20 August 2021

Leak-detecting quantum camera cuts oil and gas industry emissions

A new a quantum-enabled gas imaging camera can help dramatically cut environmentally damaging methane leaks from the oil and gas industry, researchers say.

© WORKSITE Ltd./Unsplash

The camera is produced and developed by University of Bristol spinout QLM Technology and funded by the Industrial Strategy Challenge Fund’s commercialising quantum technologies challenge.

It can visualise and measure the amount of gas being lost through leaks from great distances.

This represents a major improvement on current methods of detection, which are time consuming and make measuring the amount lost difficult.

This camera uses state of the art quantum technology to ‘see the invisible’.

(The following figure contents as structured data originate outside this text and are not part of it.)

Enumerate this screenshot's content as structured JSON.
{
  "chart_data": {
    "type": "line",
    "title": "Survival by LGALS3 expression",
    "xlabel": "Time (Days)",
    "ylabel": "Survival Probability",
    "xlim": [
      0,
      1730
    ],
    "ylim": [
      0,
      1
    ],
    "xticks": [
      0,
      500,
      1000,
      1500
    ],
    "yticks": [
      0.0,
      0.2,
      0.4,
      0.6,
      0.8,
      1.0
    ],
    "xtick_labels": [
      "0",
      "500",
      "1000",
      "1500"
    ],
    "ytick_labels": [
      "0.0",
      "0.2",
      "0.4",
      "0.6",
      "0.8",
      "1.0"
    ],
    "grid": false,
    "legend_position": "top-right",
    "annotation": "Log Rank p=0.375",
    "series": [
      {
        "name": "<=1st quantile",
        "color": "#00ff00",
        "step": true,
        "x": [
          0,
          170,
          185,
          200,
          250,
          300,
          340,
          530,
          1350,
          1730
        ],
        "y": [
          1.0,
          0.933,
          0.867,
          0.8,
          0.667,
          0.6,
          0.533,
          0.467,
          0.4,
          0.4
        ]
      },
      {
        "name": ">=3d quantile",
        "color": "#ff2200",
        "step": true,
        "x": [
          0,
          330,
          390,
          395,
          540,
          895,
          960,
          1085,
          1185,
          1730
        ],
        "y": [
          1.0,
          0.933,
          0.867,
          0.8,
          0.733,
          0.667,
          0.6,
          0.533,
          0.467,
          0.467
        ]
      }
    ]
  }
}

It will help reduce the amount of methane which escapes into the atmosphere through leaks, which is both costly to the oil and gas industry and damaging to the environment.

Scientists estimate that if just 3.2% of methane brought up from wells leaks rather than being burnt, natural gas becomes even less eco-friendly than coal.

It is therefore imperative that leaks be minimised or eliminated altogether.

Researchers say the camera will:

  • reduce costly losses of gas
  • make facilities safer
  • keep greenhouse gases out of the atmosphere.

‘The oil and gas majors have pledged to significantly reduce their methane emissions, but you can’t manage what you can’t measure and no-one is measuring methane properly, continuously, and at scale,’ says Murray Reed, CEO of QLM Technology.

‘The scale of the problem is enormous, with more than half a million active gas wells in North America alone, and many thousands of offshore rigs and gas storage facilities worldwide.

‘In the UK we have 24 major pipeline compressor stations, which power long-distance natural gas pipes, and hundreds of above ground storage installations. All are leaking at some time.’